The sensitization pattern partly agrees with the aerobiology of Mexico [
31] that shows high concentrations of ash pollen in winter months (November-February), followed by oak and Bermuda grass pollen end-winter into spring. Ash is a species that grows easily under the climate conditions present in a subtropical country. In Mexico City
Fraxinus is even more abundant, because it is the main tree used in re-forestation projects. Interestingly, sensitization to cypress pollen is not as high as would be expected from the abundant pollen quantity in the air. Worldwide, there is currently a clear tendency towards an increase in atmospheric pollen, including highly allergenic taxa. Experimental studies in a multinational study across Europe suggest that these trends cannot solely be attributed to rising temperatures, but might also be influenced by the increase of the greenhouse gas CO2 [
32], an observation definitely of importance in the three major cities of Mexico where pollution is an issue.

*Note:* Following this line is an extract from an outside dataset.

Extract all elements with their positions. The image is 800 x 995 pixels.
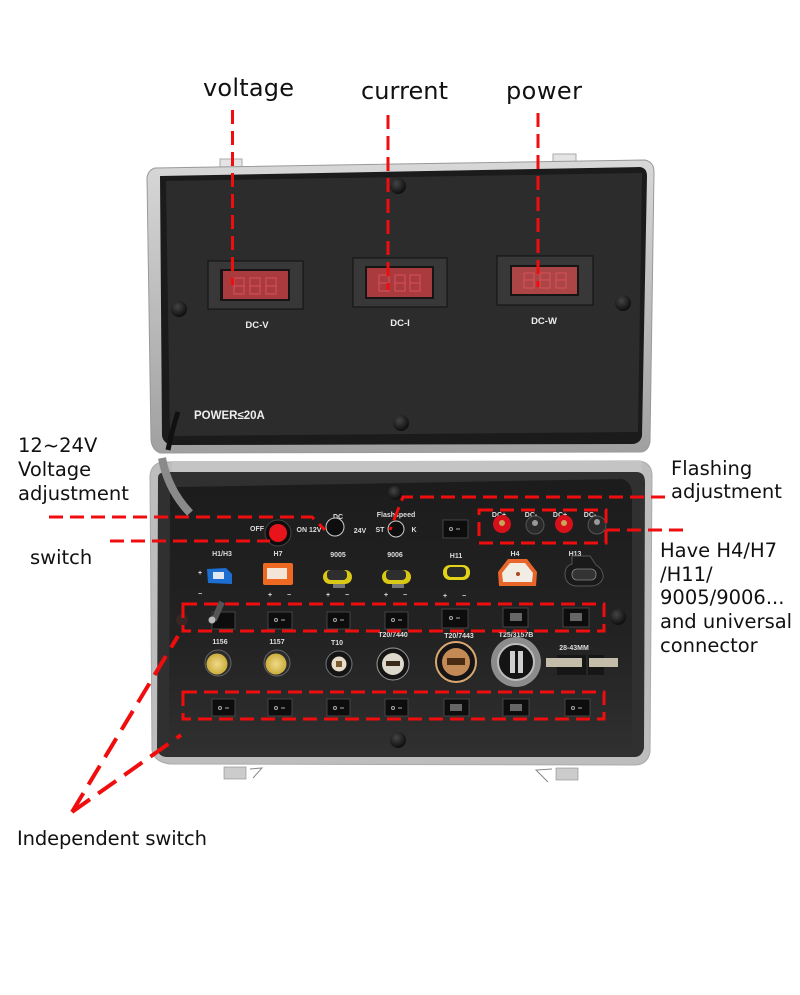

In conclusion, in patients with AR symptoms living in the (sub)tropics, SPT sensitization patterns are different from those found in Europe and US. Sensitization patterns are not clearly linked to any specific AR symptom phenotype, but they do vary according to age (child-adolescent vs. adult) and climate zone. Hence, in our population sensitization to a certain allergen is not linked to either intermittent or persistent AR, or to mild or moderate-severe AR.
IRB approval
This study was approved by Comité de Ética del Instituto Jalisciense de investigación Clínica SA de CV on the 12th of January 2010.
Competing interests
The authors declare that they have no competing interests.
Authors’ contributions
DLL developed the study-design, coordinated the data recollection and analysis and was in charge of the publication writing, submission and review process. HD was involved with the design of the study, the data analysis, review and approval of publication content. KSH designed the randomization and chaired the statistical analysis. He is author of several figures and he contributed to the review and approval of statistical data. AM discussed the design of the study –statistical part- and coordinated the statistical data analysis. RM has had a definite impact on the study design, gave the global ideas for the data analysis, corrected the publication draft and approved its final content. AAC, MAM, MBB, RCJ, MLCP, MACR, RGA, CYGC, DAGI, RGM, DHC, FJLZ, JALP, JJMC, NMJ, MAMA, AMH, AMM, DNL, LJPN, ERS, NRP and PGRO have participated in the details in design per center, data collection per center, data-correction and review and approval of the Mexican data in the publication. All authors read and approved the final manuscript.